Il parlamentare ha evidenziato una contraddizione di fondo: da un lato si richiamano costantemente i valori occidentali, dall’altro si accettano inviti ufficiali in Turchia da parte di Erdogan, che si è reso protagonista del gesto di regalare un revolver ai capi di Stato presenti.
Al centro della questione sollevata c’è la Dsrb, la banca del riarmo lanciata durante un vertice della Nato. Si tratta, ha spiegato il capogruppo, di una istituzione che offre accesso al credito facilitato, ma con uno scopo ben preciso: finanziare il riarmo.
L’esponente del Movimento 5 Stelle ha definito questa iniziativa una colossale operazione finanziaria, la cui sede è stata stabilita in Lussemburgo. Ciò che risulta particolarmente grave, secondo il deputato, è che un’operazione di tale portata non sia passata attraverso il vaglio e l’approvazione del Parlamento italiano.

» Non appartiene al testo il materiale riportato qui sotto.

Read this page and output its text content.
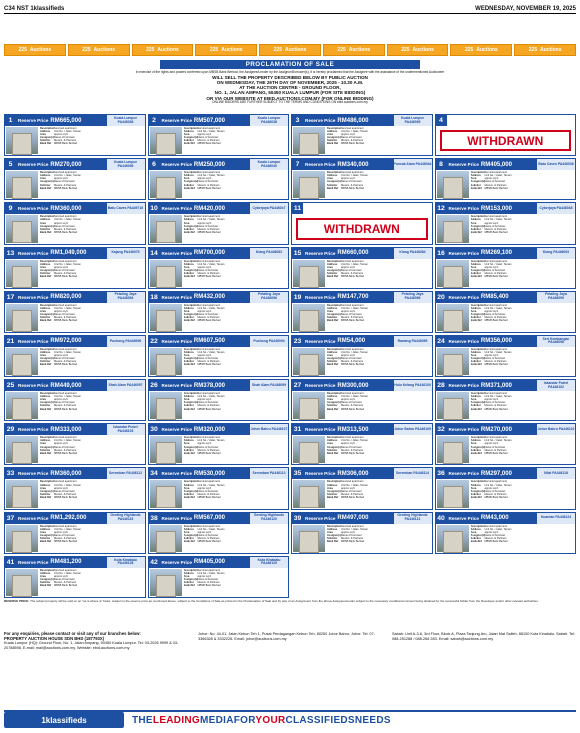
C34 NST 1klassifieds	WEDNESDAY, NOVEMBER 19, 2025
225 Auctions	225 Auctions	225 Auctions	225 Auctions	225 Auctions	225 Auctions	225 Auctions	225 Auctions	225 Auctions
PROCLAMATION OF SALE
In exercise of the rights and powers conferred upon MBSB Bank Berhad, the Assignee/Lender by the Assignor/Borrower(s), it is hereby proclaimed that the Assignee with the assistance of the undermentioned Auctioneer
WILL SELL THE PROPERTY DESCRIBED BELOW BY PUBLIC AUCTION
ON WEDNESDAY, THE 26TH DAY OF NOVEMBER, 2025 - 10.30 A.M.
AT THE AUCTION CENTRE - GROUND FLOOR,
NO. 1, JALAN AMPANG, 50450 KUALA LUMPUR (FOR SITE BIDDING)
OR VIA OUR WEBSITE AT EBID.AUCTIONS.COM.MY (FOR ONLINE BIDDING)
ONLINE BIDDERS ARE FURTHER SUBJECT TO THE TERMS AND CONDITIONS ON ebid.auctions.com.my
1	Reserve Price RM665,000	Kuala Lumpur PA446036
Description Serviced apartment
Address	Unit No. / Jalan, Taman
Area	approx sq.ft.
Assignor(s) Name of borrower
Solicitor	Messrs. & Partners
Bank Ref	MBSB Bank Berhad
2	Reserve Price RM507,000	Kuala Lumpur PA446038
Description Serviced apartment
Address	Unit No. / Jalan, Taman
Area	approx sq.ft.
Assignor(s) Name of borrower
Solicitor	Messrs. & Partners
Bank Ref	MBSB Bank Berhad
3	Reserve Price RM486,000	Kuala Lumpur PA446039
Description Serviced apartment
Address	Unit No. / Jalan, Taman
Area	approx sq.ft.
Assignor(s) Name of borrower
Solicitor	Messrs. & Partners
Bank Ref	MBSB Bank Berhad
4
WITHDRAWN
5	Reserve Price RM270,000	Kuala Lumpur PA446036
Description Serviced apartment
Address	Unit No. / Jalan, Taman
Area	approx sq.ft.
Assignor(s) Name of borrower
Solicitor	Messrs. & Partners
Bank Ref	MBSB Bank Berhad
6	Reserve Price RM250,000	Kuala Lumpur PA446040
Description Serviced apartment
Address	Unit No. / Jalan, Taman
Area	approx sq.ft.
Assignor(s) Name of borrower
Solicitor	Messrs. & Partners
Bank Ref	MBSB Bank Berhad
7	Reserve Price RM340,000	Puncak Alam PA446044
Description Serviced apartment
Address	Unit No. / Jalan, Taman
Area	approx sq.ft.
Assignor(s) Name of borrower
Solicitor	Messrs. & Partners
Bank Ref	MBSB Bank Berhad
8	Reserve Price RM405,000	Batu Caves PA446036
Description Serviced apartment
Address	Unit No. / Jalan, Taman
Area	approx sq.ft.
Assignor(s) Name of borrower
Solicitor	Messrs. & Partners
Bank Ref	MBSB Bank Berhad
9	Reserve Price RM360,000	Batu Caves PA449716
Description Serviced apartment
Address	Unit No. / Jalan, Taman
Area	approx sq.ft.
Assignor(s) Name of borrower
Solicitor	Messrs. & Partners
Bank Ref	MBSB Bank Berhad
10 Reserve Price RM420,000	Cyberjaya PA446047
Description Serviced apartment
Address	Unit No. / Jalan, Taman
Area	approx sq.ft.
Assignor(s) Name of borrower
Solicitor	Messrs. & Partners
Bank Ref	MBSB Bank Berhad
11
WITHDRAWN
12 Reserve Price RM153,000	Cyberjaya PA446048
Description Serviced apartment
Address	Unit No. / Jalan, Taman
Area	approx sq.ft.
Assignor(s) Name of borrower
Solicitor	Messrs. & Partners
Bank Ref	MBSB Bank Berhad
13 Reserve Price RM1,049,000	Kajang PA446075
Description Serviced apartment
Address	Unit No. / Jalan, Taman
Area	approx sq.ft.
Assignor(s) Name of borrower
Solicitor	Messrs. & Partners
Bank Ref	MBSB Bank Berhad
14 Reserve Price RM700,000	Klang PA446083
Description Serviced apartment
Address	Unit No. / Jalan, Taman
Area	approx sq.ft.
Assignor(s) Name of borrower
Solicitor	Messrs. & Partners
Bank Ref	MBSB Bank Berhad
15 Reserve Price RM660,000	Klang PA446084
Description Serviced apartment
Address	Unit No. / Jalan, Taman
Area	approx sq.ft.
Assignor(s) Name of borrower
Solicitor	Messrs. & Partners
Bank Ref	MBSB Bank Berhad
16 Reserve Price RM269,100	Klang PA446093
Description Serviced apartment
Address	Unit No. / Jalan, Taman
Area	approx sq.ft.
Assignor(s) Name of borrower
Solicitor	Messrs. & Partners
Bank Ref	MBSB Bank Berhad
17 Reserve Price RM820,000	Petaling Jaya PA446094
Description Serviced apartment
Address	Unit No. / Jalan, Taman
Area	approx sq.ft.
Assignor(s) Name of borrower
Solicitor	Messrs. & Partners
Bank Ref	MBSB Bank Berhad
18 Reserve Price RM432,000	Petaling Jaya PA446096
Description Serviced apartment
Address	Unit No. / Jalan, Taman
Area	approx sq.ft.
Assignor(s) Name of borrower
Solicitor	Messrs. & Partners
Bank Ref	MBSB Bank Berhad
19 Reserve Price RM147,700	Petaling Jaya PA446096
Description Serviced apartment
Address	Unit No. / Jalan, Taman
Area	approx sq.ft.
Assignor(s) Name of borrower
Solicitor	Messrs. & Partners
Bank Ref	MBSB Bank Berhad
20 Reserve Price RM85,400	Petaling Jaya PA446099
Description Serviced apartment
Address	Unit No. / Jalan, Taman
Area	approx sq.ft.
Assignor(s) Name of borrower
Solicitor	Messrs. & Partners
Bank Ref	MBSB Bank Berhad
21 Reserve Price RM972,000	Puchong PA446098
Description Serviced apartment
Address	Unit No. / Jalan, Taman
Area	approx sq.ft.
Assignor(s) Name of borrower
Solicitor	Messrs. & Partners
Bank Ref	MBSB Bank Berhad
22 Reserve Price RM607,500	Puchong PA446094
Description Serviced apartment
Address	Unit No. / Jalan, Taman
Area	approx sq.ft.
Assignor(s) Name of borrower
Solicitor	Messrs. & Partners
Bank Ref	MBSB Bank Berhad
23 Reserve Price RM54,000	Rawang PA446095
Description Serviced apartment
Address	Unit No. / Jalan, Taman
Area	approx sq.ft.
Assignor(s) Name of borrower
Solicitor	Messrs. & Partners
Bank Ref	MBSB Bank Berhad
24 Reserve Price RM356,000	Seri Kembangan PA446096
Description Serviced apartment
Address	Unit No. / Jalan, Taman
Area	approx sq.ft.
Assignor(s) Name of borrower
Solicitor	Messrs. & Partners
Bank Ref	MBSB Bank Berhad
25 Reserve Price RM449,000	Shah Alam PA446097
Description Serviced apartment
Address	Unit No. / Jalan, Taman
Area	approx sq.ft.
Assignor(s) Name of borrower
Solicitor	Messrs. & Partners
Bank Ref	MBSB Bank Berhad
26 Reserve Price RM378,000	Shah Alam PA446099
Description Serviced apartment
Address	Unit No. / Jalan, Taman
Area	approx sq.ft.
Assignor(s) Name of borrower
Solicitor	Messrs. & Partners
Bank Ref	MBSB Bank Berhad
27 Reserve Price RM300,000	Hulu Kelang PA446100
Description Serviced apartment
Address	Unit No. / Jalan, Taman
Area	approx sq.ft.
Assignor(s) Name of borrower
Solicitor	Messrs. & Partners
Bank Ref	MBSB Bank Berhad
28 Reserve Price RM371,000	Iskandar Puteri PA446102
Description Serviced apartment
Address	Unit No. / Jalan, Taman
Area	approx sq.ft.
Assignor(s) Name of borrower
Solicitor	Messrs. & Partners
Bank Ref	MBSB Bank Berhad
29 Reserve Price RM333,000	Iskandar Puteri PA446103
Description Serviced apartment
Address	Unit No. / Jalan, Taman
Area	approx sq.ft.
Assignor(s) Name of borrower
Solicitor	Messrs. & Partners
Bank Ref	MBSB Bank Berhad
30 Reserve Price RM320,000	Johor Bahru PA446107
Description Serviced apartment
Address	Unit No. / Jalan, Taman
Area	approx sq.ft.
Assignor(s) Name of borrower
Solicitor	Messrs. & Partners
Bank Ref	MBSB Bank Berhad
31 Reserve Price RM313,500	Johor Bahru PA446109
Description Serviced apartment
Address	Unit No. / Jalan, Taman
Area	approx sq.ft.
Assignor(s) Name of borrower
Solicitor	Messrs. & Partners
Bank Ref	MBSB Bank Berhad
32 Reserve Price RM270,000	Johor Bahru PA446110
Description Serviced apartment
Address	Unit No. / Jalan, Taman
Area	approx sq.ft.
Assignor(s) Name of borrower
Solicitor	Messrs. & Partners
Bank Ref	MBSB Bank Berhad
33 Reserve Price RM360,000	Seremban PA446112
Description Serviced apartment
Address	Unit No. / Jalan, Taman
Area	approx sq.ft.
Assignor(s) Name of borrower
Solicitor	Messrs. & Partners
Bank Ref	MBSB Bank Berhad
34 Reserve Price RM530,000	Seremban PA446113
Description Serviced apartment
Address	Unit No. / Jalan, Taman
Area	approx sq.ft.
Assignor(s) Name of borrower
Solicitor	Messrs. & Partners
Bank Ref	MBSB Bank Berhad
35 Reserve Price RM306,000	Seremban PA446114
Description Serviced apartment
Address	Unit No. / Jalan, Taman
Area	approx sq.ft.
Assignor(s) Name of borrower
Solicitor	Messrs. & Partners
Bank Ref	MBSB Bank Berhad
36 Reserve Price RM297,000	Nilai PA446118
Description Serviced apartment
Address	Unit No. / Jalan, Taman
Area	approx sq.ft.
Assignor(s) Name of borrower
Solicitor	Messrs. & Partners
Bank Ref	MBSB Bank Berhad
37 Reserve Price RM1,292,000	Genting Highlands PA446119
Description Serviced apartment
Address	Unit No. / Jalan, Taman
Area	approx sq.ft.
Assignor(s) Name of borrower
Solicitor	Messrs. & Partners
Bank Ref	MBSB Bank Berhad
38 Reserve Price RM567,000	Genting Highlands PA446120
Description Serviced apartment
Address	Unit No. / Jalan, Taman
Area	approx sq.ft.
Assignor(s) Name of borrower
Solicitor	Messrs. & Partners
Bank Ref	MBSB Bank Berhad
39 Reserve Price RM497,000	Genting Highlands PA446121
Description Serviced apartment
Address	Unit No. / Jalan, Taman
Area	approx sq.ft.
Assignor(s) Name of borrower
Solicitor	Messrs. & Partners
Bank Ref	MBSB Bank Berhad
40 Reserve Price RM43,000	Kuantan PA446124
Description Serviced apartment
Address	Unit No. / Jalan, Taman
Area	approx sq.ft.
Assignor(s) Name of borrower
Solicitor	Messrs. & Partners
Bank Ref	MBSB Bank Berhad
41 Reserve Price RM481,200	Kota Kinabalu PA446128
Description Serviced apartment
Address	Unit No. / Jalan, Taman
Area	approx sq.ft.
Assignor(s) Name of borrower
Solicitor	Messrs. & Partners
Bank Ref	MBSB Bank Berhad
42 Reserve Price RM405,000	Kota Kinabalu PA446129
Description Serviced apartment
Address	Unit No. / Jalan, Taman
Area	approx sq.ft.
Assignor(s) Name of borrower
Solicitor	Messrs. & Partners
Bank Ref	MBSB Bank Berhad
RESERVE PRICE: The subject property will be sold on an "as is where is" basis, subject to the reserve price as mentioned above, subject to the Conditions of Sale as printed in the Proclamation of Sale and by way of an Assignment from the above Assignee/Lender subject to the necessary conditional consent being obtained by the successful bidder from the Developer and/or other relevant authorities.
For any enquiries, please contact or visit any of our branches below:
PROPERTY AUCTION HOUSE SDN BHD (187793X)
Kuala Lumpur (HQ): Ground Floor, No. 1, Jalan Ampang, 50450 Kuala Lumpur. Tel: 03-2026 9999 & 03-20788598. E-mail: mail@auctions.com.my. Website: ebid.auctions.com.my
Johor: No. 44-01, Jalan Kebun Teh 1, Pusat Perdagangan Kebun Teh, 80250 Johor Bahru, Johor. Tel: 07-3366328 & 3332226. Email: johor@auctions.com.my
Sabah: Unit A-3-6, 3rd Floor, Block A, Plaza Tanjung Aru, Jalan Mat Salleh, 88100 Kota Kinabalu, Sabah. Tel: 088-251288 / 088-266 283. Email: sabah@auctions.com.my
1klassifieds	THELEADINGMEDIAFORYOURCLASSIFIEDSNEEDS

La denuncia si fa ancora più netta quando si sottolinea che in questa vicenda sono in gioco questioni fondamentali come il futuro del Paese e la pace. L’accusa rivolta alla maggioranza di governo è chiara: esiste una visione che privilegia esclusivamente prospettive di guerra e riarmo.
Il capogruppo del Movimento 5 Stelle ha concluso il suo intervento riaffermando con fermezza la posizione del suo gruppo parlamentare, garantendo che continueranno sempre a opporsi a questa deriva militarista e a difendere una visione alternativa basata sulla pace e sul dialogo.